In some schooling shows they can start out at 2'3" =] I've heard my previous trainer say that at some barns she's even seen crosspole jumper classes, haha. I've yet to see that, though.


----------



## JustDressageIt

I don't know where you are, but here jumper heights are determined by meters - starting at 0.5m upwards.


----------



## JustImagine

JustDressageIt said:


> I don't know where you are, but here jumper heights are determined by meters - starting at 0.5m upwards.
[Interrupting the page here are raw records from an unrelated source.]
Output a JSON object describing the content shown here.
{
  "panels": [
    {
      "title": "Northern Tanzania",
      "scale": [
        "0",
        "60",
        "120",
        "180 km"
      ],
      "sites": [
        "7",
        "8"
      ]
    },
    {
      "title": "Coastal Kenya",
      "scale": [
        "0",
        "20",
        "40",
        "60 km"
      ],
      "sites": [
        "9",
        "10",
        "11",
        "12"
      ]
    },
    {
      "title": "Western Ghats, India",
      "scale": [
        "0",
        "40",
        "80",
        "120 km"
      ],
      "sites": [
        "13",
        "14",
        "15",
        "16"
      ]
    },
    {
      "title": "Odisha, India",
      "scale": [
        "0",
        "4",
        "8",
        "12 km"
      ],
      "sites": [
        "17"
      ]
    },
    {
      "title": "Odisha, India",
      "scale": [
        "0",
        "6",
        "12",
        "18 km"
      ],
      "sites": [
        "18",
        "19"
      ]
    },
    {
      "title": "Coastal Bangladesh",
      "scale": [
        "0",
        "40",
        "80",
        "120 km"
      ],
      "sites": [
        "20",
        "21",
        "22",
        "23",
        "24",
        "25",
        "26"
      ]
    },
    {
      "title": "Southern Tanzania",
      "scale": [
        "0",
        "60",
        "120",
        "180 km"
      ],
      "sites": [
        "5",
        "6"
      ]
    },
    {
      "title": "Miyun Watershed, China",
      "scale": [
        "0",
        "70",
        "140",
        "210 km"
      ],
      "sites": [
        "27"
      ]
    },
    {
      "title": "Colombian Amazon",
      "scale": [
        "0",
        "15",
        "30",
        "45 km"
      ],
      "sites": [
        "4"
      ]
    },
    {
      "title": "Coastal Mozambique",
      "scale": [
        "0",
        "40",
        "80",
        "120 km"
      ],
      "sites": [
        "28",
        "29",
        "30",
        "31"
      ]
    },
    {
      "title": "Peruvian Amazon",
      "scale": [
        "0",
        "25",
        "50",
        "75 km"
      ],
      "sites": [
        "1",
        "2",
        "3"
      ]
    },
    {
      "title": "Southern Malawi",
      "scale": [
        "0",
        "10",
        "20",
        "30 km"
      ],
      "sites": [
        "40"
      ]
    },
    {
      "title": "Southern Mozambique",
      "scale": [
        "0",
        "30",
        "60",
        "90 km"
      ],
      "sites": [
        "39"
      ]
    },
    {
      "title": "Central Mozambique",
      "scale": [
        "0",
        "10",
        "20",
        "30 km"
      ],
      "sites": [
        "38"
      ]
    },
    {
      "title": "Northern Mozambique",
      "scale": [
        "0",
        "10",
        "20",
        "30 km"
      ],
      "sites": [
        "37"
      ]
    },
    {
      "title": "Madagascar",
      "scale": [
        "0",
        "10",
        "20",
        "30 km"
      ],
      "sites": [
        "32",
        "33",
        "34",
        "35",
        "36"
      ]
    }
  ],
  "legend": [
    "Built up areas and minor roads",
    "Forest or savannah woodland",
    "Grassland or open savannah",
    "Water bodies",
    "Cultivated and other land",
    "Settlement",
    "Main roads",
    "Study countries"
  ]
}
United States. We've got to be the measurement rebels, haha.


----------



## Poneigh

I've never been to a rated show that went lower than like 2ft9-3ft or 3ft3...some schooling/local shows may though.


----------



## updownrider

JustDressageIt said:


> I don't know where you are, but here jumper heights are determined by meters - starting at 0.5m upwards.


Up until 2008, the USEF did offer jumper classes in levels. For instance, at Level 1 the fence height was 2'9 to 3', at Level 2 the fence height was 3' to 3'3 and the height increased in increments with the levels, all the way up to Level 9 with the fences at 4'9 to 5'.

As of 2009, the USEF switched to meters. 

OP - I am guessing you are looking for a fence height of something closer to .70m or .75m


----------



## upnover

Poneigh said:


> I've never been to a rated show that went lower than like 2ft9-3ft or 3ft3...some schooling/local shows may though.



This. I think the lowest I've seen at rated shows is the .85 but our schooling shows offer a .80. I haven't personally seen anything lower then that but I'm sure they exist.

A cross rails jumper class??? Sounds scary to me...


----------



## JustDressageIt

upnover said:


> This. I think the lowest I've seen at rated shows is the .85 but our schooling shows offer a .80. I haven't personally seen anything lower then that but I'm sure they exist.
> 
> A cross rails jumper class??? Sounds scary to me...


Spruce Meadows just released a class list this year with .5, .6, .7 and up - it usually started with .8. Very interesting how things change.


----------



## PreciousPony

I've heard of some rated shows with 0.85m classes - those would be about 2'6"-2'9". Schooling shows around me also have "Level 0's" which are 2'9", "Pre-Preliminary Jumpers" which are 2'6," and "Itty-Bitty Jumpers" which are 2'3." They're all division classes with year-end awards our local horse show association.


----------



## MySerenity

I saw a class called "hopeful jumpers", that was at 2'6". I'm pretty sure it was at Maffitt Lake in Iowa and it was an A rated show. I wouldn't hold your breath to find many rated shows that have jumper classes that small though.


----------